Throughout the entire water cycle, pressure plays a key role in ensuring an efficient, reliable and sustainable water supply. Yet, for decades, efficiently managing water pressure has been a challenge that many have struggled with in the water industry.
Too often, the pressure in large parts of water distribution networks is much higher than needed to ensure that even the most remote user receives a minimal level of pressure. When there is this high level of pressure in the network, users will inevitably experience an increase in water loss and service breaks. These high-pressure issues result in several network challenges:
- high-energy consumption
- water hammer and cavitation
- pressure peak-damaged pipes
- major pressure peaks overlooked due to limited frequency in pressure monitoring
- expensive downtime of the system due to unpredicted maintenance
To overcome these challenges, an increasing number of OEMs and water utilities are using pressure sensors and variable speed drives to improve the performance of pump applications and booster pump systems.
A 2013 global study from Coombe Abbey, Warwickshire on water distribution systems reveals key facts about the benefits of working intelligently with pressure management. On average across 112 pressure zones in 10 different countries, pressure in the pipe systems was reduced by 38%, which decreased new breaks by 53%. Among other benefits with better pressure control was a typical 38% water-leakage reduction, an extended asset lifetime for piping and fewer network-related complaints. At the same time, energy consumption was reduced by 20% to 40%, leading to cost reductions for water utilities. The results of this study stressed the importance of how components, like pressure sensors and variable speed drives, are key to reducing water and energy loss throughout the whole water cycle.

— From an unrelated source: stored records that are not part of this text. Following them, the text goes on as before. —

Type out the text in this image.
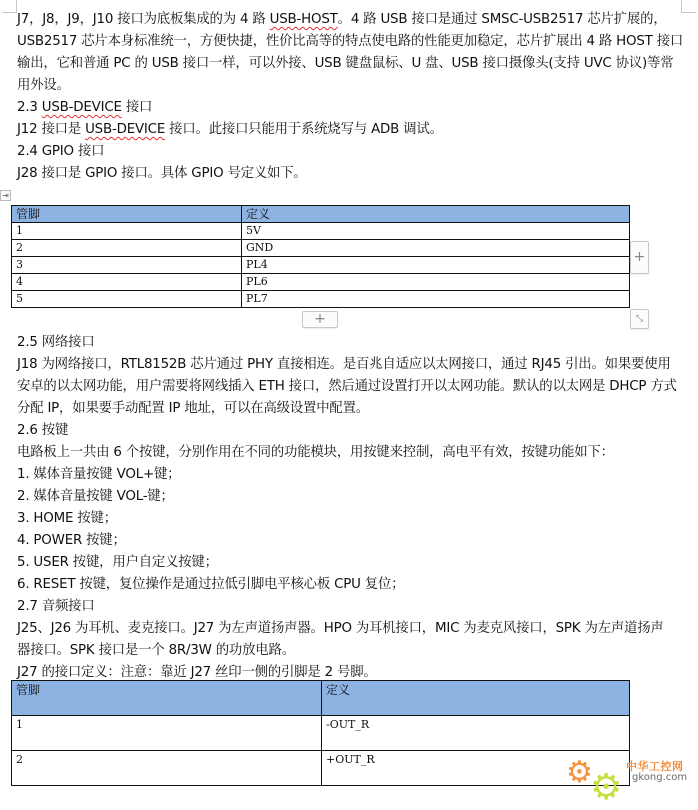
J7，J8，J9，J10 接口为底板集成的为 4 路 USB-HOST。4 路 USB 接口是通过 SMSC-USB2517 芯片扩展的，
USB2517 芯片本身标准统一，方便快捷，性价比高等的特点使电路的性能更加稳定，芯片扩展出 4 路 HOST 接口
输出，它和普通 PC 的 USB 接口一样，可以外接、USB 键盘鼠标、U 盘、USB 接口摄像头(支持 UVC 协议)等常
用外设。
2.3 USB-DEVICE 接口
J12 接口是 USB-DEVICE 接口。此接口只能用于系统烧写与 ADB 调试。
2.4 GPIO 接口
J28 接口是 GPIO 接口。具体 GPIO 号定义如下。
2.5 网络接口
J18 为网络接口，RTL8152B 芯片通过 PHY 直接相连。是百兆自适应以太网接口，通过 RJ45 引出。如果要使用
安卓的以太网功能，用户需要将网线插入 ETH 接口，然后通过设置打开以太网功能。默认的以太网是 DHCP 方式
分配 IP，如果要手动配置 IP 地址，可以在高级设置中配置。
2.6 按键
电路板上一共由 6 个按键，分别作用在不同的功能模块，用按键来控制，高电平有效，按键功能如下：
1. 媒体音量按键 VOL+键；
2. 媒体音量按键 VOL-键；
3. HOME 按键；
4. POWER 按键；
5. USER 按键，用户自定义按键；
6. RESET 按键，复位操作是通过拉低引脚电平核心板 CPU 复位；
2.7 音频接口
J25、J26 为耳机、麦克接口。J27 为左声道扬声器。HPO 为耳机接口，MIC 为麦克风接口，SPK 为左声道扬声
器接口。SPK 接口是一个 8R/3W 的功放电路。
J27 的接口定义：注意：靠近 J27 丝印一侧的引脚是 2 号脚。
⇥
管脚	定义
1	5V
2	GND
3	PL4
4	PL6
5	PL7
+
+	⤡
管脚	定义
1	-OUT_R
2	+OUT_R	⚙
⚙
中华工控网
gkong.com
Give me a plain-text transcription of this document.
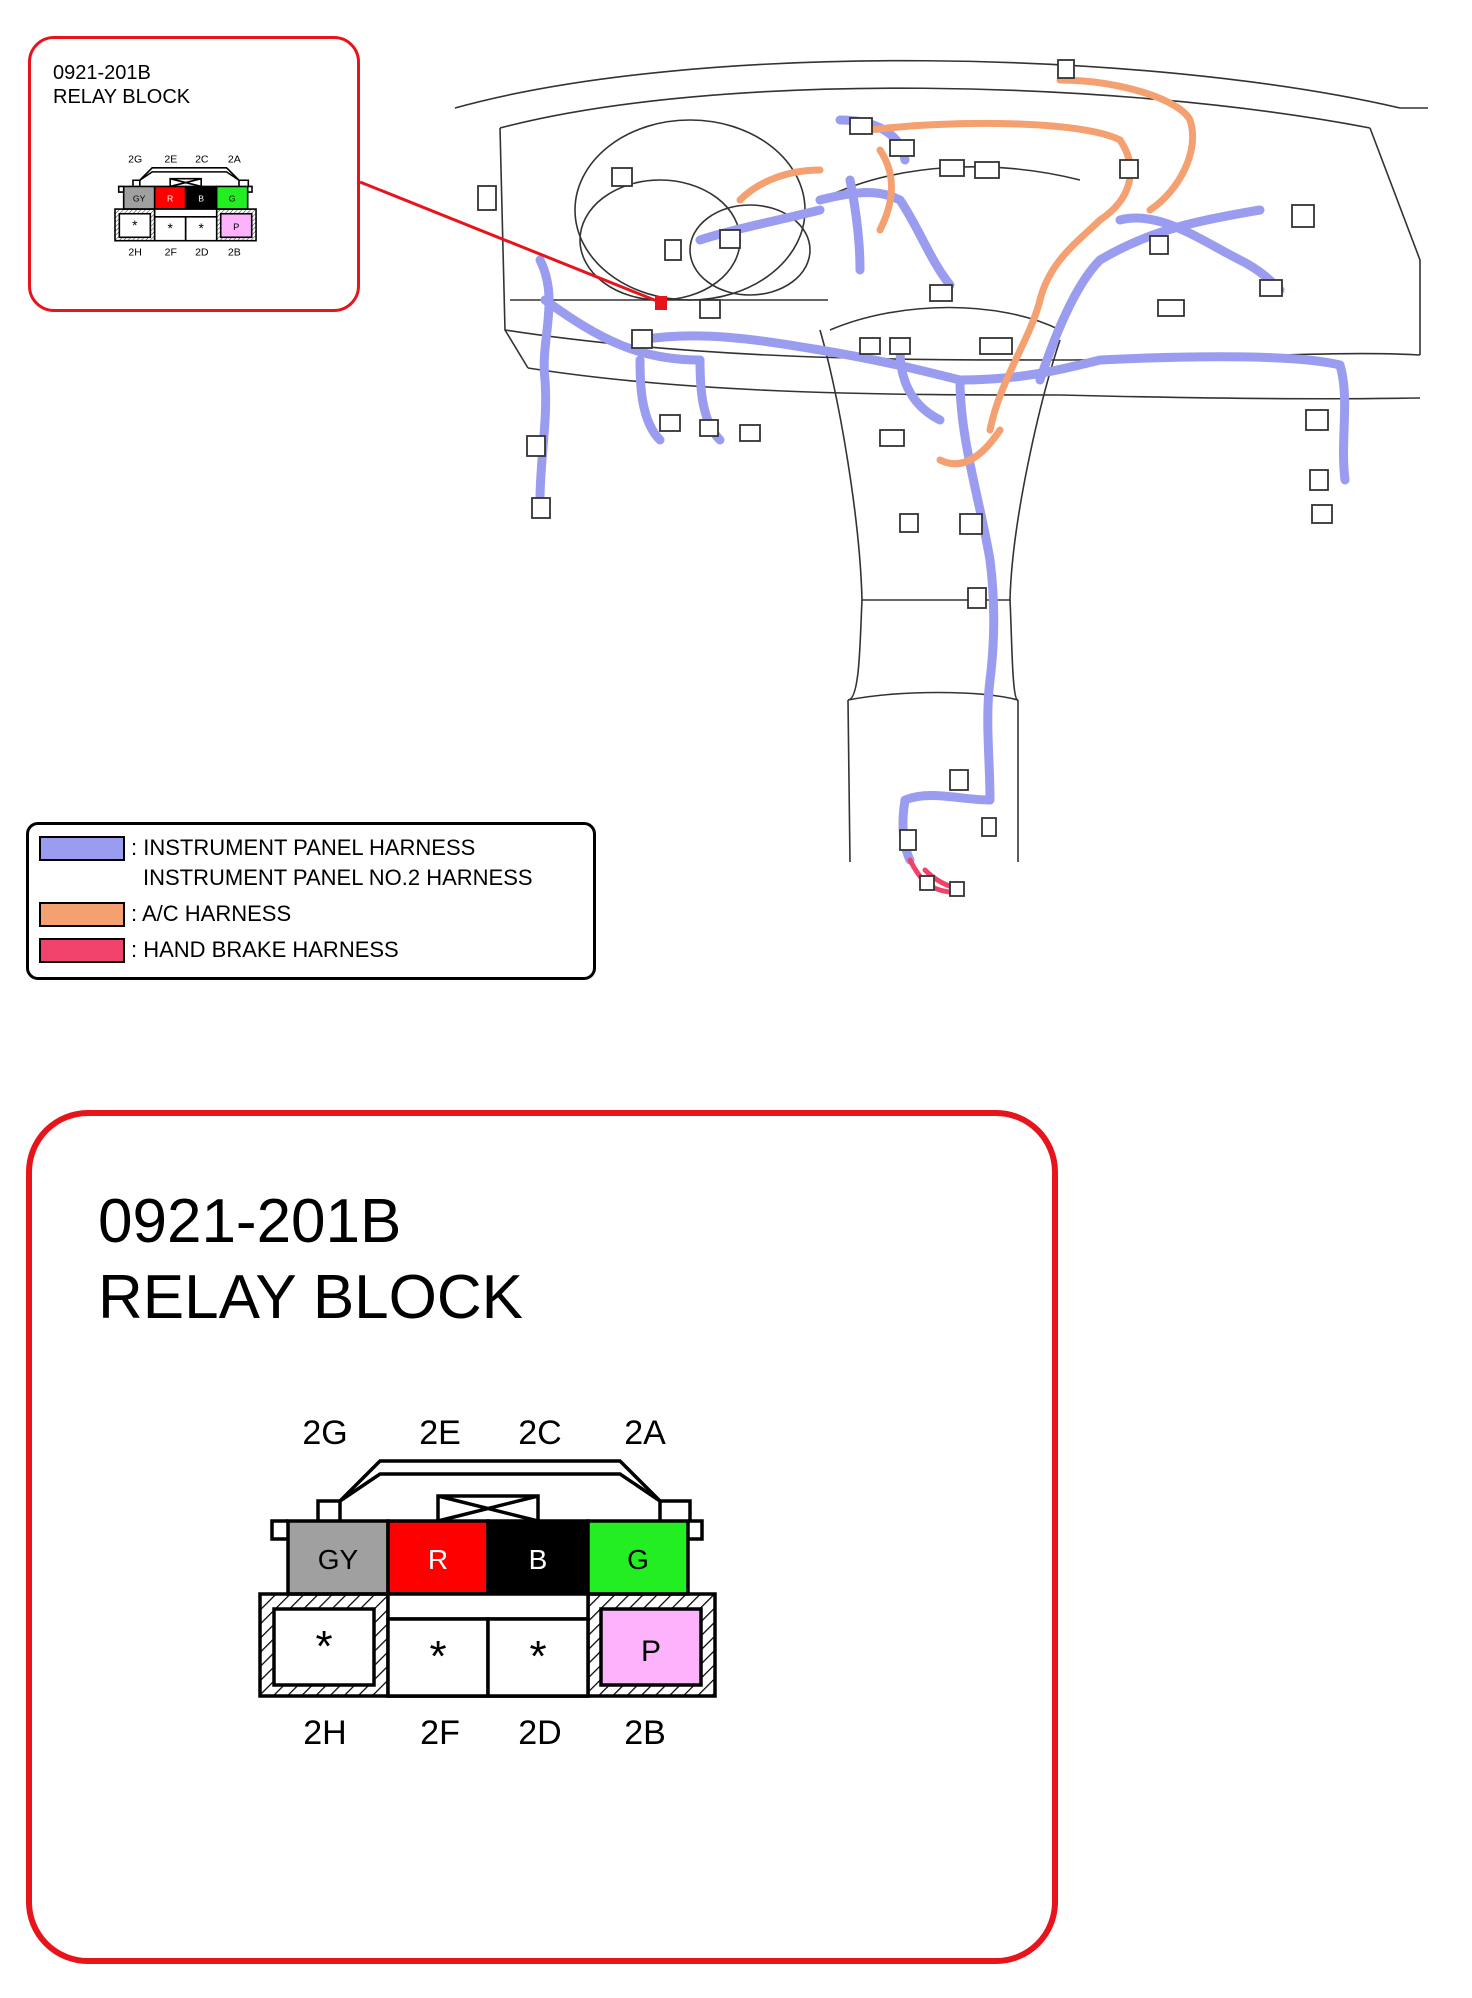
0921-201B
RELAY BLOCK
GY R	B	G
* * *	P
2G 2E 2C 2A
2H 2F 2D 2B
: INSTRUMENT PANEL HARNESS
INSTRUMENT PANEL NO.2 HARNESS
: A/C HARNESS
: HAND BRAKE HARNESS
0921-201B
RELAY BLOCK
GY R	B	G
* * *	P
2G 2E 2C 2A
2H 2F 2D 2B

Control the Pressure With Smart Technology
By managing water pressure using smart technology like pressure sensors and variable speed drives, waterworks can reduce water loss and ensure a more efficient water supply resulting in:
- reduced water loss through leakages
- minimized risk of water hammer
- fewer new leaks in the system
- less downtime and consumer disruption
- minimum risk of water contamination
- energy savings
Electronic pressure transmitters prevent problems with pressure peaks. It can be relatively costly for water distribution suppliers to place transmitters far away from the waterworks, as they need electricity and data connection.
For this reason, some water utilities choose battery-powered pressure transmitters with a wireless signal. However, to prevent the batteries from running flat too fast, the transmitters are set to send data signals only twice or four times every hour.
The problem with this way of collecting data is that major pressure peaks in the system are overlooked – potentially damaging the system. More and more of these water utilities are now realizing that electronic pressure transmitters with real-life monitoring allow for instant action. And that electronic pressure transmitters pay in the long run—even though the initial costs are higher.